La gastronomie du Nord de la Thaïlande est rare et exceptionnelle. Peut-être pas unique au monde… quoique ! Pour nous, qui ne sommes pas du tout chauvins, pas du tout orientés, elle l’est absolument. Et nous sommes convaincus que si vous l’explorez avec notre livre de recettes et notre guide, vous ne direz pas le contraire.


Prolonger l’expérience

La gastronomie du Nord de la Thaïlande ne se découvre pas seulement en voyage, elle s’apprend aussi en cuisine. Dans notre programme de 12 mois (Visa DTV), un mois entier est consacré à la cuisine du Nord, avec ses currys rustiques, ses salades de thé et ses spécialités de Chiang Mai.

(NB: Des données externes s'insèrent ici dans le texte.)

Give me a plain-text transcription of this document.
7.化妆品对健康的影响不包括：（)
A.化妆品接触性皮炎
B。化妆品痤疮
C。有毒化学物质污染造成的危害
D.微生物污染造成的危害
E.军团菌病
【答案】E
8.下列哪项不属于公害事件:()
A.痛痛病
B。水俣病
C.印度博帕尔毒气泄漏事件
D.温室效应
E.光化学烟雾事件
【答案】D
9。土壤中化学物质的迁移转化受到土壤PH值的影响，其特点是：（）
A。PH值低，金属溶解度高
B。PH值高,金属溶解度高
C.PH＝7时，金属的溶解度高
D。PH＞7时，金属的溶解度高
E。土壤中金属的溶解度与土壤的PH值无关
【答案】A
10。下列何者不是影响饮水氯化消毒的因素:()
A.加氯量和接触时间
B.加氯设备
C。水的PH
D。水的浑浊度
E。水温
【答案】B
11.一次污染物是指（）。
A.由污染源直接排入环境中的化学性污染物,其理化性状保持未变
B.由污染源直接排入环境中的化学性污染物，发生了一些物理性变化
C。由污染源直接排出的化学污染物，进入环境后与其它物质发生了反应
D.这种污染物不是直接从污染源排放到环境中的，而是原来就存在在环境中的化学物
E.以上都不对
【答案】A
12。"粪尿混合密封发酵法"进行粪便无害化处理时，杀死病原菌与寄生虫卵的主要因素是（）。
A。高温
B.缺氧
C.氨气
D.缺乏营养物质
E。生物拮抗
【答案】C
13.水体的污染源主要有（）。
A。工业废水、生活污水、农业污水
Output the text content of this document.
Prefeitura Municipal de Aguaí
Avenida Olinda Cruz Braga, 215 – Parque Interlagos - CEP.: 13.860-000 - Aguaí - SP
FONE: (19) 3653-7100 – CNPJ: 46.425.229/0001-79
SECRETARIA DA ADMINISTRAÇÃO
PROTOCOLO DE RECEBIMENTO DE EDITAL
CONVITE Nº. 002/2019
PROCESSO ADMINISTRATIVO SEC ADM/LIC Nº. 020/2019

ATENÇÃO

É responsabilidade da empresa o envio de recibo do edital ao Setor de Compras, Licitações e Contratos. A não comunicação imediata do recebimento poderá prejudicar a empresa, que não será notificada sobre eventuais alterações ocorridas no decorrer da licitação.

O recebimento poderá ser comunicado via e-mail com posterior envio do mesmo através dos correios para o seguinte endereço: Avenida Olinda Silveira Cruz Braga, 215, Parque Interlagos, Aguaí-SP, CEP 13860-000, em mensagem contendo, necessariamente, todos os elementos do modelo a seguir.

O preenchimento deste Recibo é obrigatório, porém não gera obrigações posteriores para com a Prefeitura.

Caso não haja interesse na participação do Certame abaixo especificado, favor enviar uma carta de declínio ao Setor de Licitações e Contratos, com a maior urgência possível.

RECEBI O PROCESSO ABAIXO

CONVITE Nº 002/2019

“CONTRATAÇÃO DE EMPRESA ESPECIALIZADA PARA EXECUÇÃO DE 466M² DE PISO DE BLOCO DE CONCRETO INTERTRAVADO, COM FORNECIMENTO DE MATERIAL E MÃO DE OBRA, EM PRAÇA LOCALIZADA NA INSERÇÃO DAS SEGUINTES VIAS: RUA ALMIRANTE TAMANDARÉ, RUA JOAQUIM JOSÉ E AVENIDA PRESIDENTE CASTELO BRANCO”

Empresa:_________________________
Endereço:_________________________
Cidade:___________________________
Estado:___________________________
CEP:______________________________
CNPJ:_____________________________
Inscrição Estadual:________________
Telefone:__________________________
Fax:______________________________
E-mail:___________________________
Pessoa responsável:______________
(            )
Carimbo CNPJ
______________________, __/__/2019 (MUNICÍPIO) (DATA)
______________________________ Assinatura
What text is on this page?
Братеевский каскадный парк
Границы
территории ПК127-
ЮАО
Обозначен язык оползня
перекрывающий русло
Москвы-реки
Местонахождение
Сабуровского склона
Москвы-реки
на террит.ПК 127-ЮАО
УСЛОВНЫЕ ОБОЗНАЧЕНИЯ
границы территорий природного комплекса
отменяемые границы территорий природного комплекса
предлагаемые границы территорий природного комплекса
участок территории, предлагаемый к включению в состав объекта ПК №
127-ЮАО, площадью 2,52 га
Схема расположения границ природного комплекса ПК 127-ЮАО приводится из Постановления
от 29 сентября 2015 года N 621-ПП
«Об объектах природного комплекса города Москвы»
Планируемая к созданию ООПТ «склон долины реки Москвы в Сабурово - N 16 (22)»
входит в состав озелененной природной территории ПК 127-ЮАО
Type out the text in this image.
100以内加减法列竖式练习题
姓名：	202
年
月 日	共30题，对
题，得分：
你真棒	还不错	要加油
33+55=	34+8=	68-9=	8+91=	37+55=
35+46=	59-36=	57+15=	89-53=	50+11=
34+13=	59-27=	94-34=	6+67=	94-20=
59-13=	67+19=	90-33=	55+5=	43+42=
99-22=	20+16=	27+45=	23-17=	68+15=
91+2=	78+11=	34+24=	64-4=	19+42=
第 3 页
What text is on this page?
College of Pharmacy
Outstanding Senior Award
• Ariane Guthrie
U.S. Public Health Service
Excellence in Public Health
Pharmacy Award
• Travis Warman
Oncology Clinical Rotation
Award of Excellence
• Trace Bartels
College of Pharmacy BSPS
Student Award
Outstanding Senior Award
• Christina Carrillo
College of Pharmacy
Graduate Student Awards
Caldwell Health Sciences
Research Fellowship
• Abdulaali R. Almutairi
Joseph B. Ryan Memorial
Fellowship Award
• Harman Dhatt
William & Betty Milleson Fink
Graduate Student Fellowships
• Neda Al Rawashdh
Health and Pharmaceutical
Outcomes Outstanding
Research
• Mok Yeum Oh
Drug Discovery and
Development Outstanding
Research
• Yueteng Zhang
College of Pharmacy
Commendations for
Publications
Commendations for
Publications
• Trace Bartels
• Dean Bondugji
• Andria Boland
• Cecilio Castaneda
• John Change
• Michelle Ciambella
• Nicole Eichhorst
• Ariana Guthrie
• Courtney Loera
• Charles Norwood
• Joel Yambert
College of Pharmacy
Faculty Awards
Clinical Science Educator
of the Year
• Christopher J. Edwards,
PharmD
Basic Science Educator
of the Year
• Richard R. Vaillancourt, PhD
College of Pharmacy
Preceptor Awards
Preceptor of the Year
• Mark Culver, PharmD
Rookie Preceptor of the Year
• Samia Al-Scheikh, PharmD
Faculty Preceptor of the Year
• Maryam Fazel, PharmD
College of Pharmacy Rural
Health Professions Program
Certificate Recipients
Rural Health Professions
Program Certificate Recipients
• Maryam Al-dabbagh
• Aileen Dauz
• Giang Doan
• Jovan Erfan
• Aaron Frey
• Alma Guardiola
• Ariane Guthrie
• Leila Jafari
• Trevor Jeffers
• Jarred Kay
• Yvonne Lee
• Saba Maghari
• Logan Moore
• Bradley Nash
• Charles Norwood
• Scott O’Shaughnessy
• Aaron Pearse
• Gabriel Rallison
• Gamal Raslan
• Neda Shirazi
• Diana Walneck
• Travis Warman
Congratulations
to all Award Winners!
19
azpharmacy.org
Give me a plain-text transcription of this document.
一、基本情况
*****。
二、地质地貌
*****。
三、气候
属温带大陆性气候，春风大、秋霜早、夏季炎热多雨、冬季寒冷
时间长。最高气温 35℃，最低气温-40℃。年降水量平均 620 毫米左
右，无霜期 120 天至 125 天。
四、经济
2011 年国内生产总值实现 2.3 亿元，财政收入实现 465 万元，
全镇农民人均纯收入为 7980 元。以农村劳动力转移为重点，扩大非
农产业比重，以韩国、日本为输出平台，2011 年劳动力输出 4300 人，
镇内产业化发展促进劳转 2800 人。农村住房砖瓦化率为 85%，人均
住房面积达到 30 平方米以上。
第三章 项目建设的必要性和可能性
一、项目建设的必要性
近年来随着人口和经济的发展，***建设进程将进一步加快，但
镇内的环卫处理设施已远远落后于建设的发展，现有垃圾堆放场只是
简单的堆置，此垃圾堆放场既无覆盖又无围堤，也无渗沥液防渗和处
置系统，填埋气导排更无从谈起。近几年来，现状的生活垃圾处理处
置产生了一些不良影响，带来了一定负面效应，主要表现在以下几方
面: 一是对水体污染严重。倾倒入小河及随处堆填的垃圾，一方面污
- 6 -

Pour ceux qui préfèrent des formats plus courts, nous proposons également des stages intensifs ou des cours à la demi-journée. Notre catalogue compte 50 recettes du Nord, permettant à chacun de recréer chez soi les plats découverts lors d’un séjour ou simplement d’explorer cette tradition culinaire unique.


C’est une manière de prolonger le voyage, de ramener un peu de ces montagnes et de ces saveurs à sa propre table.